Something clicks. "Isn't this what you call infinite regression?"

He nods. "Actually, the term is scale-invariance. You can look at this thing with a microscope or a telescope, it doesn't matter; at every scale, the pattern is essentially the same."

"So at what scale do we get the nature scenes?" There isn't the slightest hint of tension in my voice. I even smile.

"All of them. This fractal comes from a very simple equation; the trick is it keeps repeating itself. Uses the output from one iteration as the input for the next. You don't have to store a complete image at all. You just store a few equations and let the computer draw the picture step-by-step. You get incredibly detailed output with hardly any memory cost."

"You're saying you can duplicate nature on a screen with a bunch of simple equations?"

"No. I'm saying nature is a bunch of simple equations."

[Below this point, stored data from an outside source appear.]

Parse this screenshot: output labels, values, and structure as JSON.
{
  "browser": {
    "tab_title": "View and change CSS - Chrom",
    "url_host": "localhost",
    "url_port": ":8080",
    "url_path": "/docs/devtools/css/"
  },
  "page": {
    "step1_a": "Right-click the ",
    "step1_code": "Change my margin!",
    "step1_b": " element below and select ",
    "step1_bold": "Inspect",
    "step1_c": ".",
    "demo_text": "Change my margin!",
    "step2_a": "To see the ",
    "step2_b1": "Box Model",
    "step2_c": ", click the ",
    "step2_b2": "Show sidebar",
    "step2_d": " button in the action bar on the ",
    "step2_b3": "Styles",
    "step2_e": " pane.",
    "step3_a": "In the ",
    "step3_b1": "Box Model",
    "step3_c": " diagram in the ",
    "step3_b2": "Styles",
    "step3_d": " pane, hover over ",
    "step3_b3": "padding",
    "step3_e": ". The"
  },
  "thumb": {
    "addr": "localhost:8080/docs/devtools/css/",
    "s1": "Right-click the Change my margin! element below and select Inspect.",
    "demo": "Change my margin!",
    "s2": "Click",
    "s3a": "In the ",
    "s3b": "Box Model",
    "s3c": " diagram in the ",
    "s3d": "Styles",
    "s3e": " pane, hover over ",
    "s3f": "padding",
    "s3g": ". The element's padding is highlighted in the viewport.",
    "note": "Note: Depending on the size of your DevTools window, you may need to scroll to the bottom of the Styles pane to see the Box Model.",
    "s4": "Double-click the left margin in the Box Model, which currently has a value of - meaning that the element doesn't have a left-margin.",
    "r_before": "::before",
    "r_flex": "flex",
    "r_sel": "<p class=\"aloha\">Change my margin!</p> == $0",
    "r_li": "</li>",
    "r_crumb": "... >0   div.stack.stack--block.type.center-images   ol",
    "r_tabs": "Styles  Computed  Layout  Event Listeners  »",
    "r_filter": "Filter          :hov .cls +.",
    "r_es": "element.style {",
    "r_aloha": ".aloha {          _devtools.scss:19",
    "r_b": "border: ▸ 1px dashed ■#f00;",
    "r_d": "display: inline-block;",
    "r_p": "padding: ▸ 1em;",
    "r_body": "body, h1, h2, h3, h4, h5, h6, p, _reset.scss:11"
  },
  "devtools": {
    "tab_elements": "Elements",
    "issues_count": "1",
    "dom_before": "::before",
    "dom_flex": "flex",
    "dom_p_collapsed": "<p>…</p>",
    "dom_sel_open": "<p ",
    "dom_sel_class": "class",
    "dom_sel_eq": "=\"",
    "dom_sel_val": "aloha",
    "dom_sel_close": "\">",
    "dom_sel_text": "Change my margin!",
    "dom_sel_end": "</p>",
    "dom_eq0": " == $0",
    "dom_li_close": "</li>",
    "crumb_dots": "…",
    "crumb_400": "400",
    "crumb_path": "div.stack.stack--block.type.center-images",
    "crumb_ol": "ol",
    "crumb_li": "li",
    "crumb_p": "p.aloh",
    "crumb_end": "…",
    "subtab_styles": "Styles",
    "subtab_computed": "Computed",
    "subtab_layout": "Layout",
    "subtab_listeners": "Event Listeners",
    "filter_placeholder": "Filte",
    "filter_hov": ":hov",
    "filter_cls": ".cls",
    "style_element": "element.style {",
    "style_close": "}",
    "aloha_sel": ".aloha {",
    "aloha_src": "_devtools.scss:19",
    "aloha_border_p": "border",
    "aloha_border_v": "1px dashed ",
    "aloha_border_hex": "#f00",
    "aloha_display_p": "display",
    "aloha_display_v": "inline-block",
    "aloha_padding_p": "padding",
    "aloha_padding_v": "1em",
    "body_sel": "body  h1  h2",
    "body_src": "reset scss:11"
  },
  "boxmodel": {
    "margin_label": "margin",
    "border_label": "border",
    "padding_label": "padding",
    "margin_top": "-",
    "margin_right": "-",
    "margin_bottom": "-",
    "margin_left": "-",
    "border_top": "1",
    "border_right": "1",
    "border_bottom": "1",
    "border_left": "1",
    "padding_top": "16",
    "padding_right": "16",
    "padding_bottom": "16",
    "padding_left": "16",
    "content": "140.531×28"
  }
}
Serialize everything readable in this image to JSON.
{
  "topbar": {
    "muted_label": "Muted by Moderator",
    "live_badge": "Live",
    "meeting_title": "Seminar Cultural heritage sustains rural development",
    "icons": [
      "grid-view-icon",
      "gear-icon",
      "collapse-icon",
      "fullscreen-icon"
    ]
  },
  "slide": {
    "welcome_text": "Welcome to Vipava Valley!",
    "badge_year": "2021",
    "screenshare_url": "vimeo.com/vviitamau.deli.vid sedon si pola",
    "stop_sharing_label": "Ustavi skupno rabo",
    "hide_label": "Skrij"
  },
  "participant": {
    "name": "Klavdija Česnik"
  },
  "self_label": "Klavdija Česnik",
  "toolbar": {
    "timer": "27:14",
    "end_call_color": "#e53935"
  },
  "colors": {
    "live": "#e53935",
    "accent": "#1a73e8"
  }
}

"Prove it," I tell him, still smiling. For an instant I see him shrouded in darkness, arms thrown up in a vain attempt to ward off judgment, face bleeding and pulpy.

I shake my head to dislodge the image. It sticks.

"—shape of a tree," he's saying. "The trunk splits into branches. Then the branches split into smaller branches. Then those divide into twigs. And at each scale, the pattern is the same."

I imagine a tree. It doesn't seem very mathematical.

"Or your own lungs," Cheung continues. "Windpipe to bronchi to bronchioles to alveoli. Or your circulatory system. Or the growth of a crystal. Incrementally simple, the same thing happening at a dozen different scales simultaneously."

"So you're saying trees are fractal? Crystals are fractal?"